Oleh karena itu, terciptalah peluang pasar untuk merancang penawaran yang aspiratif dan sesuai dengan aturan cultural dalam hal kemewahan, eksklusifitas, dan selebritas yang menampilkan kesan kemakmuran.
Namun perlu diiingat bahwa konsumsi status tidak hanya terdiri dari persaingan para elit ekonomi dalam mengejar kemewahan dan popularitas (atau dikenal sebagai modal ekonomi), tetapi juga persaingan para elite budaya dalam meraih cita rasa yang tinggi dan khas (disebut sebagai modal cultural).
Perubahan demografis akan turut mengubah konsumsi status kalangan menengah ke atas. Perjuangan untuk meraih modal cultural pada kalangan ini menjadi jauh lebih penting daripada beberapa generasi masyarakat menengah ke atas di era sebelumnya.
Aturan budaya baru menjadi minat bagi kalangan menengah ke atas sebagai sarana untuk menyampaikan kecanggihan cultural, termasuk kosmopolitanisme dan seni artistik. Aturan kecanggihan cultural ini dirintis oleh sub culture dan gerakan elite. Sub culture ini memberikan materi cultural baku untuk menghasilkan inovasi cultural yang menetes ke tingkat hirarki kelas cultural di bawahnya dengan cara yang sama dengan motivasi orang yang mendapatkan barang mewah berdasarkan model kelas social konvensional. Dinamika inovasi ini dikenal sebagai model tetesan cultural.
Pada kelompok modal ekonomi, peningkatan taraf hidup seseorang ditentukan dengan peningkatan strata social hingga mencapai tingkat "kehidupan yang mapan", yang diwujudkan dalam bentuk barang-barang konsumsi konvensional, seperti rumah besar yang bagus, mobil keluaran terbaru, alat elektronik tercanggih, dan barang-barang mewah lainnya.
Transformasi dinamika strata masyarakat terjadi dari orang yang hanya memikirkan kekayaan ekonomi menjadi masyarakat yang berpikir secara multidimensi untuk mendapatkan keunggulan cultural. Dalam transformasi ini terbentuk generasi strata social yang menghargai nilai-nilai cultural sama seperti menghargai materi. Namun status mereka lebih mendekati keunggulan cultural daripada generasi sebelumnya.
Generasi ini ingin meniru para elite cultural, di samping ingin menjadi orang kaya dan berkuasa. Mereka berjuang untuk menciptakan gaya hidup yang estetik, lebih canggih, dan lebih kreatif daripada generasi orangtua mereka. Fenomena demografis ini dikenal sebagai kelompok modal cultural.

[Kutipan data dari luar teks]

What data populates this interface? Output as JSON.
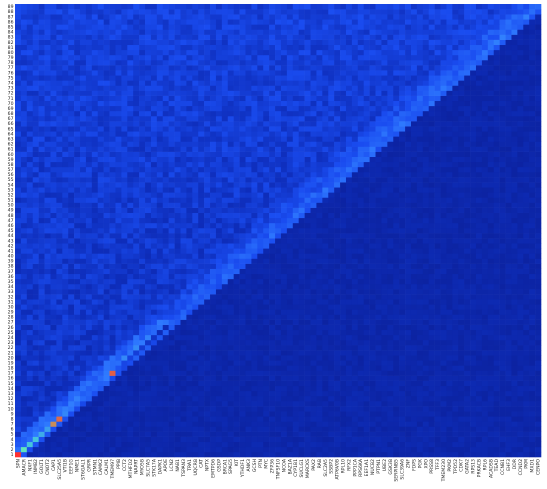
{
  "chart_data": {
    "type": "heatmap",
    "title": "",
    "xlabel": "",
    "ylabel": "",
    "y_ticks": [
      "1",
      "2",
      "3",
      "4",
      "5",
      "6",
      "7",
      "8",
      "9",
      "10",
      "11",
      "12",
      "13",
      "14",
      "15",
      "16",
      "17",
      "18",
      "19",
      "20",
      "21",
      "22",
      "23",
      "24",
      "25",
      "26",
      "27",
      "28",
      "29",
      "30",
      "31",
      "32",
      "33",
      "34",
      "35",
      "36",
      "37",
      "38",
      "39",
      "40",
      "41",
      "42",
      "43",
      "44",
      "45",
      "46",
      "47",
      "48",
      "49",
      "50",
      "51",
      "52",
      "53",
      "54",
      "55",
      "56",
      "57",
      "58",
      "59",
      "60",
      "61",
      "62",
      "63",
      "64",
      "65",
      "66",
      "67",
      "68",
      "69",
      "70",
      "71",
      "72",
      "73",
      "74",
      "75",
      "76",
      "77",
      "78",
      "79",
      "80",
      "81",
      "82",
      "83",
      "84",
      "85",
      "86",
      "87",
      "88",
      "89"
    ],
    "x_ticks": [
      "SPN",
      "AMACR",
      "NXF1",
      "INMB2",
      "GOLT1",
      "CNOT2",
      "CAP1",
      "SLC25A5",
      "VTI1B",
      "EEF1G",
      "NME1",
      "ST6GAL1",
      "GRPR",
      "STMN1",
      "CAMK2",
      "CALM1",
      "TMEM97",
      "PPIB",
      "CCT2",
      "MTHFD2",
      "NAPRT",
      "MYO5B",
      "SLC7A5",
      "STK17A",
      "DAPK1",
      "APOE",
      "LCN2",
      "NAB1",
      "TSPAN3",
      "TRA1",
      "UQCRB",
      "CAT",
      "NPTX",
      "EMTPD6",
      "GSDP",
      "BRCA1",
      "SPAG5",
      "KIT",
      "YTHDF1",
      "ANK3",
      "GCSH",
      "PTN",
      "MYC",
      "ZFP36",
      "TNFSF10",
      "NCOA",
      "BAZ1A",
      "CYP1B1",
      "SUCLG1",
      "MARCKS",
      "PAX2",
      "RAB",
      "SLC2A5",
      "SSBP2",
      "ATP6V0B",
      "RPL10",
      "RFX2",
      "PPP1CA",
      "RPS6KA",
      "EEF1A1",
      "NUCB2",
      "PTPN1",
      "UBE2",
      "GSK3B",
      "SERPINB5",
      "SLC39A6",
      "ZNF",
      "FDPS",
      "PGK",
      "XPO",
      "PRSS8",
      "TFF3",
      "TMEM230",
      "PKM2",
      "TPD52",
      "CDK7",
      "GATA2",
      "RPS13",
      "PRKACB",
      "RPL6",
      "ACADSB",
      "TEAD",
      "CCNB1",
      "EHF3",
      "DDR",
      "CCND2",
      "PKM",
      "MXD1",
      "CENPO"
    ],
    "n_rows": 89,
    "n_cols": 89,
    "colorscale": [
      "#0a1a8c",
      "#0e2dba",
      "#1a4cf0",
      "#2f7bff",
      "#4fe0d0",
      "#8af08a",
      "#ff3030"
    ],
    "value_range": [
      0,
      1
    ],
    "diagonal_values": {
      "1": 1.0,
      "2": 0.72,
      "3": 0.62,
      "4": 0.62,
      "5": 0.58,
      "6": 0.56,
      "7": 0.92,
      "8": 0.95,
      "9": 0.52,
      "10": 0.48,
      "11": 0.45,
      "12": 0.44,
      "13": 0.42,
      "14": 0.42,
      "15": 0.4,
      "16": 0.5,
      "17": 0.96,
      "18": 0.36,
      "19": 0.3,
      "20": 0.28,
      "21": 0.26,
      "22": 0.24,
      "23": 0.22,
      "24": 0.2,
      "25": 0.16,
      "26": 0.15
    }
  }
}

Pengaruh dari munculnya kelompok modal cultural ini adalah berkembangnya pengusaha yang mampu menciptakan pertumbuhan bisnis yang pesat dan menawarkan ekspresi konsumsi yang modern. Beraneka macam produk, mulai dari hotel, otomotif, busana, makanan dan minuman, perabotan, hingga ke produk elektronik memanfaatkan peluang pemikiran ini.
Agar dapat memenuhi permintaan barang dan jasa yang sarat akan modal cultural, para pengusaha mengeksploitasi bahan baku yang dipasok oleh beberapa kelompok sub culture di tataran atas hirarki modal cultural dan mengestafetkan ke tingkat di bawahnya.

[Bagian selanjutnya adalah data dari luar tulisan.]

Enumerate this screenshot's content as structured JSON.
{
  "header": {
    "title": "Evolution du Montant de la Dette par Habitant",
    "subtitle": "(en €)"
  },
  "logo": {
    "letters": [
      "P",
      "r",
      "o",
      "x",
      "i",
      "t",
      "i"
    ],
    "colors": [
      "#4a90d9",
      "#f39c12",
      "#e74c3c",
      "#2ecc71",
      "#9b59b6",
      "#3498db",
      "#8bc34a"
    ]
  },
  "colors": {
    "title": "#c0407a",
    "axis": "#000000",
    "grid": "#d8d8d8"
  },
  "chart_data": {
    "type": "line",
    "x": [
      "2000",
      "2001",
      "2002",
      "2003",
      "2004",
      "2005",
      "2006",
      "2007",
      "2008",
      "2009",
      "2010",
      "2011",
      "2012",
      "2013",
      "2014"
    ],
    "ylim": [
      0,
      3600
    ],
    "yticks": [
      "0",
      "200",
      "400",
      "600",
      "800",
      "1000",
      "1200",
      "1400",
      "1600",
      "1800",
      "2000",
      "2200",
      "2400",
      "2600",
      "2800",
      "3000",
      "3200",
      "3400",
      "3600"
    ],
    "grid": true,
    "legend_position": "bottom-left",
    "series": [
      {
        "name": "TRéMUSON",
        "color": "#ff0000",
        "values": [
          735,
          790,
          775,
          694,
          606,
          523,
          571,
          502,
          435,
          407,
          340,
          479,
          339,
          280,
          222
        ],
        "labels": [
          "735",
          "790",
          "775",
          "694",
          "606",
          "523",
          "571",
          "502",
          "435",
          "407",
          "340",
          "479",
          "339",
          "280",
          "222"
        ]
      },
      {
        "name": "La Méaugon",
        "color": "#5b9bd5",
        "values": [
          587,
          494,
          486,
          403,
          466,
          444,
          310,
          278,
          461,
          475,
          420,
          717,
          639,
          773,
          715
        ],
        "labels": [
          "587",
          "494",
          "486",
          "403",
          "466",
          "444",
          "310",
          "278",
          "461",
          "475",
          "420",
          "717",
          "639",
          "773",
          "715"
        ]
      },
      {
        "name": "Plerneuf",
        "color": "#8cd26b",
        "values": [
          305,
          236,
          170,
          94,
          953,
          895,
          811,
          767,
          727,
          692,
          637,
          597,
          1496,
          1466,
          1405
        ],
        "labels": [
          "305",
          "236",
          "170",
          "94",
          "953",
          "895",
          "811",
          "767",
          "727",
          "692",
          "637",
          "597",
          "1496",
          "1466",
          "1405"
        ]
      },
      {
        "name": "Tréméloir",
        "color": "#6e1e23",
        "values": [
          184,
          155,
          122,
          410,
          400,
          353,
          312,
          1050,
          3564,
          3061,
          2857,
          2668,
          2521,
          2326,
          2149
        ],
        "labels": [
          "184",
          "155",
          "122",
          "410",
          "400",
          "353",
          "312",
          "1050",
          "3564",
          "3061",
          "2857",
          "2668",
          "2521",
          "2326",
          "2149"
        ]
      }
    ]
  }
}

Model bisnis estafet modal cultural bekerja melalui inovasi cultural yang sangat cepat untuk asuk ke dalam pasar dengan cepat untuk memasarkan produk yang mengalahkan produk lainnya yang terkenal di kalangan masyarakat atas. Pembangunan model bisnis estafet modal cultural bukan hanya meniru kalangan kelas atas, tetapi juga harus mampu menciptakan inovasi modal cultural yang memerlukan penyesuaian dan pemahaman mendalam tentang pemikiran, mitos, dan aturan cultural sub culture elite, serta demokratisasi aturan yang dilakukan dengan cermat untuk menciptakan pengalaman yang terbaik dan terjangkau.
Sebuah perusahaan yang berhasil memasukan merk mereka ke dalam model bisnis estafet modal cultural harus mampu memahami kekuatan apa yang dapat dipertahankan sebagai pemimpin pasar. Untuk mempertahankan posisi terdepan, sebuah merk harus selalu melakukan inovasi cultural secara bertahap (dan rentan ditiru oleh pesaing) dengan menyesuaikan diri dengan aturan konsumerisme etis agar tidak terjadi perubahan yang mengancam pangsa pasarnya.